A drug addled thug who head-butted, kicked and spat at police officers, breaking a sergeant’s hand in the process, has been handed a 27 month sentence.
Craigavon Crown Court heard that an ambulance crew called the police at around 9.30am on St. Patrick’s Day, last year, over a woman who was “trying to strangle herself with her own hands”.
Even though it was he who had contacted the emergency services, 20-year-old Jamie Lee Harvey refused to let them in but eventually did when they “explained why they were there” but prosecuting lawyer Joseph Murphy said once they were inside, “he became irate”.
“Both of them were uncooperative with the paramedics,” said the lawyer adding that with Harvey “appearing under the influence of drugs…he insisted on going to the hospital with her.”
Once at Craigavon Area Hospital, Harvey “threatened to punch someone if he didn’t get a cigarette” and then proceeded to be “verbally abusive” to police in the presence of medical staff and members of the public at the busy department.
Mr Murphy said when Harvey and his partner tried to leave the hospital before she was seen by medical professionals, the officers tried to explain how important it was for her to be treated but he “became loud and aggressive.”

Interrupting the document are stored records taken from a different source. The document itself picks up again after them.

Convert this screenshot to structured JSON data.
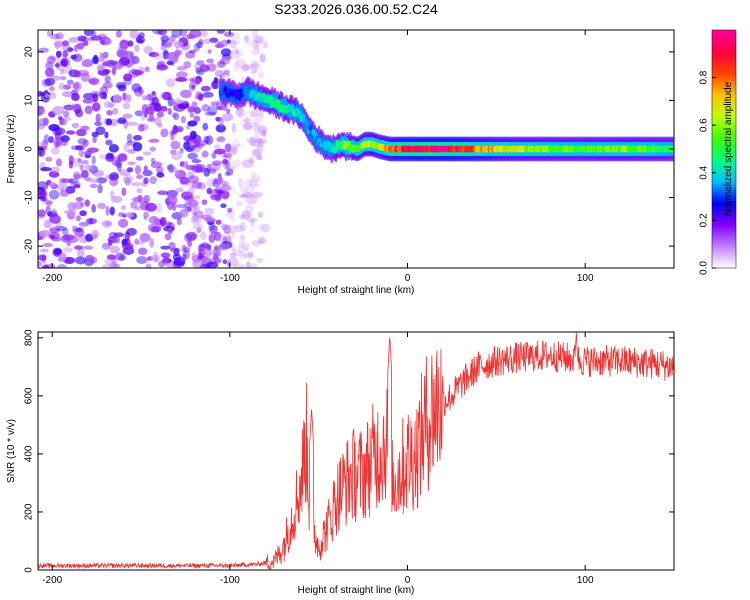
{
  "chart_data": [
    {
      "type": "heatmap",
      "title": "S233.2026.036.00.52.C24",
      "xlabel": "Height of straight line (km)",
      "ylabel": "Frequency (Hz)",
      "xlim": [
        -208,
        150
      ],
      "ylim": [
        -24.5,
        24.5
      ],
      "xticks": [
        -200,
        -100,
        0,
        100
      ],
      "yticks": [
        20,
        10,
        0,
        -10,
        -20
      ],
      "xtick_labels": [
        "-200",
        "-100",
        "0",
        "100"
      ],
      "ytick_labels": [
        "20",
        "10",
        "0",
        "-10",
        "-20"
      ],
      "noise_region_x": [
        -208,
        -80
      ],
      "ridge": {
        "x": [
          -105,
          -95,
          -90,
          -85,
          -78,
          -72,
          -65,
          -60,
          -57,
          -53,
          -48,
          -42,
          -38,
          -33,
          -28,
          -24,
          -20,
          -16,
          -10,
          -5,
          0,
          10,
          20,
          30,
          50,
          75,
          100,
          125,
          150
        ],
        "y": [
          12,
          11,
          12,
          11,
          10,
          9,
          8,
          7,
          5,
          3,
          1,
          0,
          1,
          0.5,
          0,
          1,
          1,
          0.5,
          0,
          0,
          0,
          0,
          0,
          0,
          0,
          0,
          0,
          0,
          0
        ],
        "amplitude": [
          0.3,
          0.25,
          0.35,
          0.4,
          0.45,
          0.5,
          0.45,
          0.4,
          0.35,
          0.35,
          0.35,
          0.4,
          0.5,
          0.6,
          0.55,
          0.6,
          0.7,
          0.6,
          0.8,
          0.85,
          0.9,
          0.95,
          0.95,
          0.9,
          0.7,
          0.6,
          0.55,
          0.6,
          0.5
        ]
      },
      "colorbar": {
        "label": "Normalized spectral amplitude",
        "range": [
          0,
          1
        ],
        "ticks": [
          0.0,
          0.2,
          0.4,
          0.6,
          0.8
        ],
        "tick_labels": [
          "0.0",
          "0.2",
          "0.4",
          "0.6",
          "0.8"
        ],
        "colors": [
          "#ffffff",
          "#c080ff",
          "#8000ff",
          "#0000ff",
          "#00c0ff",
          "#00ff80",
          "#40ff00",
          "#c0ff00",
          "#ffc000",
          "#ff4000",
          "#ff0040",
          "#ff00a0"
        ]
      }
    },
    {
      "type": "line",
      "xlabel": "Height of straight line (km)",
      "ylabel": "SNR (10 * v/v)",
      "xlim": [
        -208,
        150
      ],
      "ylim": [
        0,
        820
      ],
      "xticks": [
        -200,
        -100,
        0,
        100
      ],
      "yticks": [
        0,
        200,
        400,
        600,
        800
      ],
      "xtick_labels": [
        "-200",
        "-100",
        "0",
        "100"
      ],
      "ytick_labels": [
        "0",
        "200",
        "400",
        "600",
        "800"
      ],
      "color": "#ee3333",
      "series": [
        {
          "name": "SNR",
          "x": [
            -208,
            -150,
            -100,
            -85,
            -75,
            -70,
            -65,
            -60,
            -57,
            -55,
            -52,
            -50,
            -45,
            -40,
            -35,
            -30,
            -25,
            -20,
            -15,
            -12,
            -10,
            -8,
            -5,
            0,
            5,
            10,
            15,
            20,
            25,
            30,
            40,
            50,
            60,
            80,
            100,
            120,
            140,
            150
          ],
          "y": [
            15,
            15,
            15,
            20,
            30,
            80,
            180,
            300,
            450,
            200,
            120,
            80,
            150,
            250,
            300,
            330,
            330,
            380,
            420,
            450,
            400,
            300,
            330,
            380,
            400,
            500,
            560,
            580,
            600,
            640,
            700,
            720,
            730,
            740,
            720,
            720,
            710,
            700
          ]
        }
      ],
      "spikes": [
        {
          "x": -54,
          "y": 560
        },
        {
          "x": -10,
          "y": 810
        },
        {
          "x": 95,
          "y": 820
        }
      ]
    }
  ]
}
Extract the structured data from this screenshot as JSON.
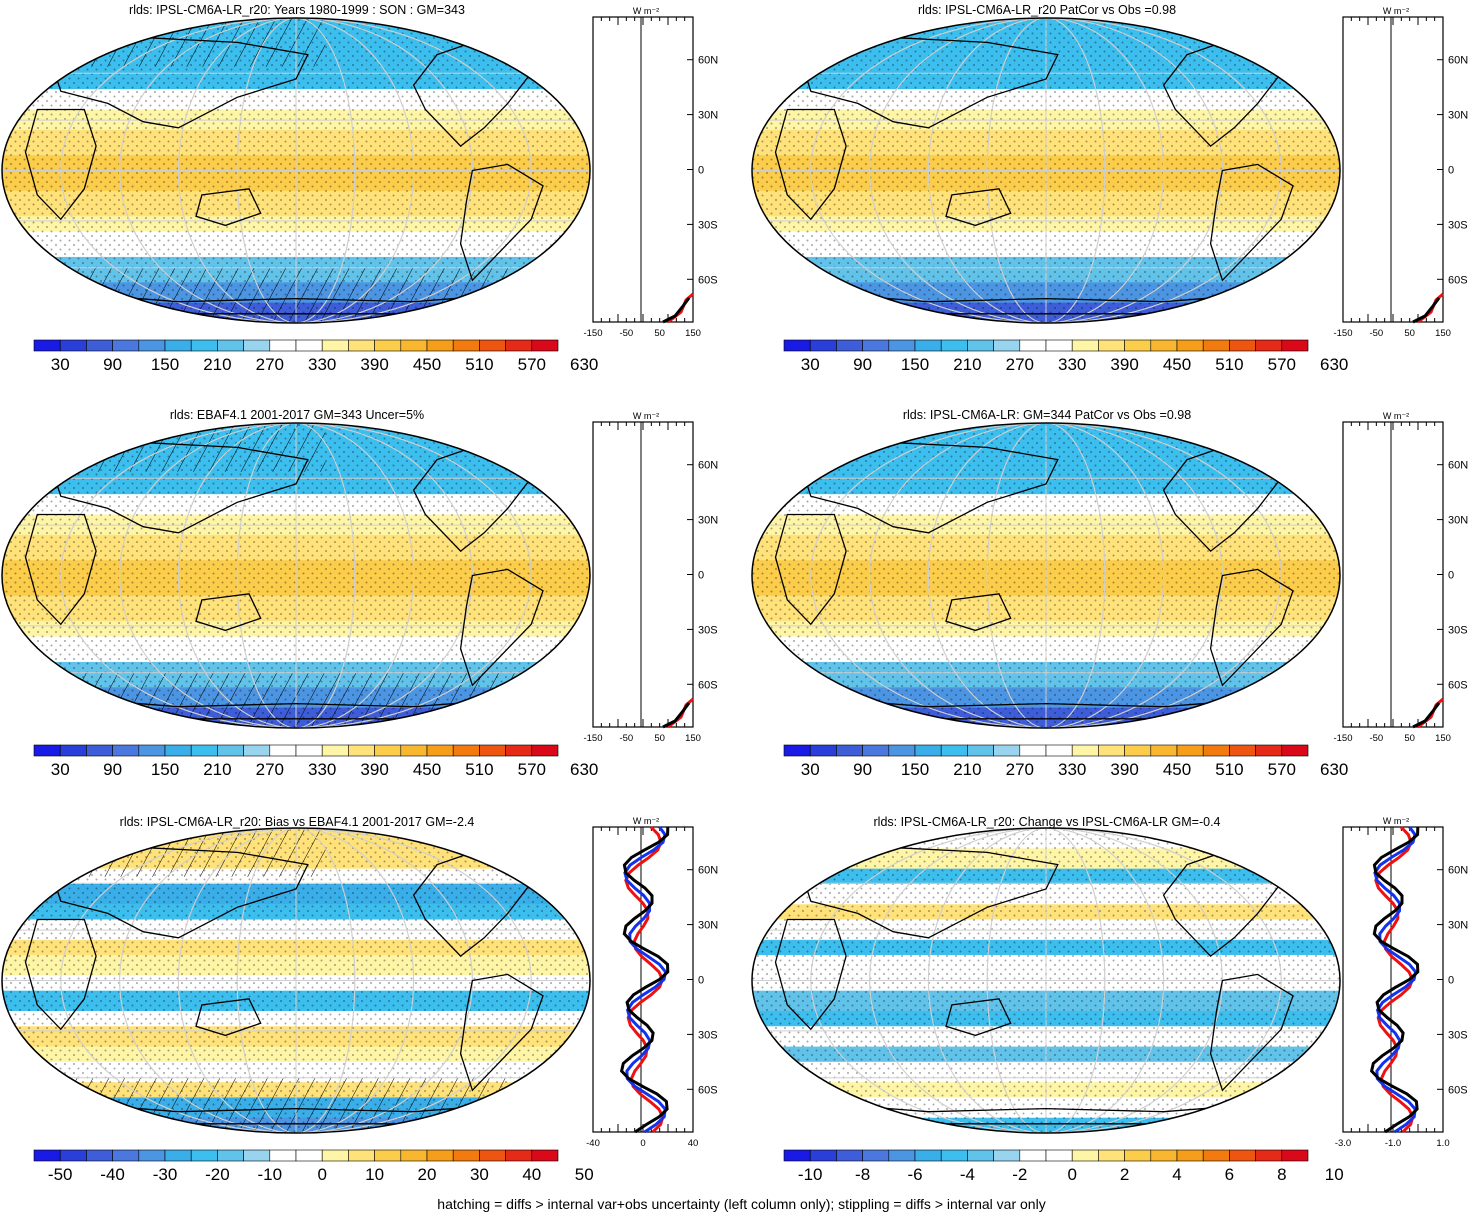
{
  "variable": "rlds",
  "footnote": "hatching = diffs > internal var+obs uncertainty (left column only); stippling = diffs > internal var only",
  "colors": {
    "absolute_palette": [
      "#1a1ae6",
      "#2a3fd9",
      "#3e5ed9",
      "#4a78de",
      "#4b95e3",
      "#3aaee8",
      "#3cbfee",
      "#62c3ea",
      "#99d4ef",
      "#ffffff",
      "#ffffff",
      "#fff5a6",
      "#ffe27a",
      "#fccd4a",
      "#f9b72f",
      "#f69d1a",
      "#f27a0e",
      "#ee5510",
      "#e52a17",
      "#d9091a"
    ],
    "diff_palette": [
      "#1a1ae6",
      "#2a3fd9",
      "#3e5ed9",
      "#4a78de",
      "#4b95e3",
      "#3aaee8",
      "#3cbfee",
      "#62c3ea",
      "#99d4ef",
      "#ffffff",
      "#ffffff",
      "#fff5a6",
      "#ffe27a",
      "#fccd4a",
      "#f9b72f",
      "#f69d1a",
      "#f27a0e",
      "#ee5510",
      "#e52a17",
      "#d9091a"
    ]
  },
  "zonal_axis": {
    "unit": "W m⁻²",
    "lat_labels": [
      "60N",
      "30N",
      "0",
      "30S",
      "60S"
    ]
  },
  "panels": [
    {
      "id": "model-climatology",
      "title": "rlds: IPSL-CM6A-LR_r20: Years 1980-1999 : SON : GM=343",
      "colorbar_labels": [
        "30",
        "90",
        "150",
        "210",
        "270",
        "330",
        "390",
        "450",
        "510",
        "570",
        "630"
      ],
      "zonal_x_labels": [
        "-150",
        "-50",
        "50",
        "150"
      ],
      "map_style": "absolute",
      "hatched": true
    },
    {
      "id": "model-pattern",
      "title": "rlds: IPSL-CM6A-LR_r20 PatCor vs Obs =0.98",
      "colorbar_labels": [
        "30",
        "90",
        "150",
        "210",
        "270",
        "330",
        "390",
        "450",
        "510",
        "570",
        "630"
      ],
      "zonal_x_labels": [
        "-150",
        "-50",
        "50",
        "150"
      ],
      "map_style": "absolute",
      "hatched": false
    },
    {
      "id": "obs-climatology",
      "title": "rlds: EBAF4.1 2001-2017 GM=343 Uncer=5%",
      "colorbar_labels": [
        "30",
        "90",
        "150",
        "210",
        "270",
        "330",
        "390",
        "450",
        "510",
        "570",
        "630"
      ],
      "zonal_x_labels": [
        "-150",
        "-50",
        "50",
        "150"
      ],
      "map_style": "absolute",
      "hatched": true
    },
    {
      "id": "ensemble-climatology",
      "title": "rlds: IPSL-CM6A-LR: GM=344 PatCor vs Obs =0.98",
      "colorbar_labels": [
        "30",
        "90",
        "150",
        "210",
        "270",
        "330",
        "390",
        "450",
        "510",
        "570",
        "630"
      ],
      "zonal_x_labels": [
        "-150",
        "-50",
        "50",
        "150"
      ],
      "map_style": "absolute",
      "hatched": false
    },
    {
      "id": "bias",
      "title": "rlds: IPSL-CM6A-LR_r20: Bias vs EBAF4.1 2001-2017  GM=-2.4",
      "colorbar_labels": [
        "-50",
        "-40",
        "-30",
        "-20",
        "-10",
        "0",
        "10",
        "20",
        "30",
        "40",
        "50"
      ],
      "zonal_x_labels": [
        "-40",
        "0",
        "40"
      ],
      "map_style": "bias",
      "hatched": true
    },
    {
      "id": "change",
      "title": "rlds: IPSL-CM6A-LR_r20: Change vs IPSL-CM6A-LR GM=-0.4",
      "colorbar_labels": [
        "-10",
        "-8",
        "-6",
        "-4",
        "-2",
        "0",
        "2",
        "4",
        "6",
        "8",
        "10"
      ],
      "zonal_x_labels": [
        "-3.0",
        "-1.0",
        "1.0"
      ],
      "map_style": "change",
      "hatched": false
    }
  ]
}
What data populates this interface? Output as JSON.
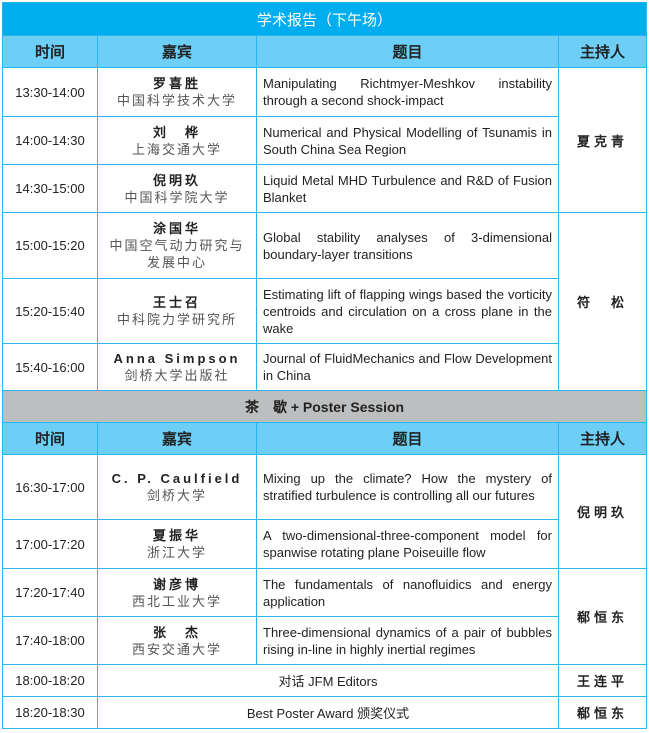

It was as he was being arrested for disorderly behaviour that Harvey “struggled wildly,” lashing out at the officers with kicks, punches and head butts as the cops tried to restrain him.
The lawyer told the court the police sergeant sustained a fracture to the fourth metacarpal of his left hand, an injury which required surgery to insert a metal plate and screws but from which the officers hand “will never be 100%”.
Harvey, who appeared at court on Friday by videolink from Hydebank YOC, was put into the back of a cell van where he repeatedly spat on the walls “continually shouting ‘I have coronavirus’.”
“You will note from the date of March 17 last year that this was at the very start of the pandemic before the first lockdown,” Mr Murphy highlighted.
Interviewed the following day Harvey, from Drumbeg in Craigavon, refused to answer police questions but later entered guilty pleas to causing the sergeant actual bodily harm, four counts of assaulting police and single counts of resisting police and causing criminal damage to the cell van.
The lawyer submitted that Harvey’s criminal record was an aggravating factor, revealing that despite still being only 20-years-old, he had amassed 67 previous convictions including 24 for assaulting police and 44 for failing to comply with court orders.
Defence counsel Damien Halleron revealed that just an hour beforehand, Harvey had appeared in the lower court accused of three charges of assaulting police officers on October 2 this year in a case which has been adjourned to this coming Friday.
He submitted however there were “positive features” for Harvey in that although he had progressed through each level of criminal courts to reach the Crown, “he has become a father in the last year” and had managed to hold down a full time job, a position which will be waiting from him when he is released.
“He has told me in consultation that he doesn’t want to go back to custody because he knows it will be in a different regime in Maghaberry,” said the barrister, adding that as well as “an extraordinarily stringent” package of suggested licence conditions including curfew, tagging and a complete ban on alcohol, reports suggested that he undertake an 18 month “thinking skills program” run by the probation board.
Imposing the 27 month custodial sentence and ordering Harvey to spend nine months of that in the YOC and the rest under licence conditions, Judge Patrick Lynch QC told the defendant “you don’t need me to emphasis the gravity of the offence”.
“You disgraced yourself in hospital in front of people who were attending the A&E and that in itself is grave because people there are in distress or pain and the last thing they need is someone like you creating more distress,” said the judge.
Reading from the injured officer’s statement, the judge outlined how the fracture affected the sergeant’s career and family life, explaining to Harvey that while he will be released eventually, “this officer will have to live with the consequences of your actions for the rest of his life.”